Ефим Гальперин - Опыты психоанализа: бешенство подонка
– Не с пустыми руками еду, – говорит ему Ленин. – Вот целая книга. «Государство и революция».
Мирбах кивает.
– А вы меня обманывали, герр Мирбах, – говорит укоризненно Ленин. – Нехорошо.
В апреле вы говорили, что всё случится в две недели. Только выступления, призывы и всё покатится. А потом в июле… Мол, всё готово. Теперь вы мне говорите про октябрь. Но ничего. Имея такое руководство к действию…
Ленин нежно прижимает к груди рукопись. Все 85 листов.
Город Могилёв. Вокзал. Утро
Ставка Главнокомандующего русской армии. Заканчивается визит послов стран Антанты.

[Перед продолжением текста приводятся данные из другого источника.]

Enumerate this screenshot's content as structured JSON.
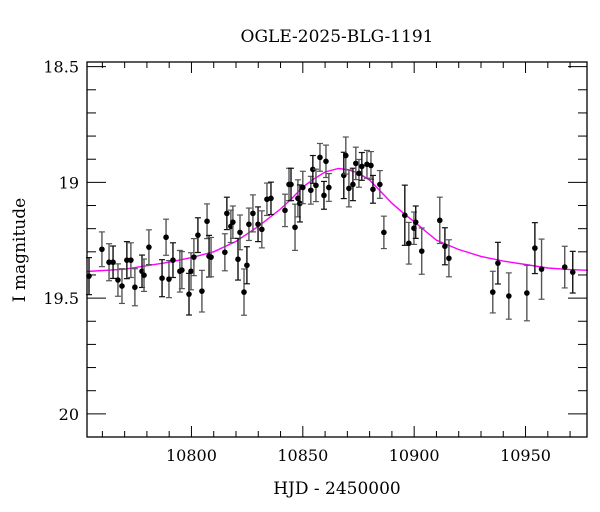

Играет оркестр. Блики солнца на трубах, на клинках шашек почётного караула. Послы жмут руку генералу Духонину.
Суета погрузки. У вагона стоят Терещенко и генерал Духонин30.
– Спасибо вам, Михаил Иванович! – говорит Духонин. – Эти послы ну просто замучили. Особенно этот француз. Скажи, да скажи. А что говорить?! Я боюсь, что моя власть простирается разве что до конца этого перрона. И даже в этом я неуверен. Вата! Если бы не вы с вашим шармом и умением уводить разговор, я бы не выкрутился.
– Да, что вы, Николай Николаевич! Вам бы дипломатом работать. Так хорошо вы углы обходили.
– Ещё раз спасибо, что вы с послами навестили генерала Краснова. Уж очень двусмысленное у него положение. Вроде бы под арестом, а… Конечно, взгляды у него патриархальные. Такой себе «Слуга царю, отец солдатам». Вы подняли ему настроение. До встречи!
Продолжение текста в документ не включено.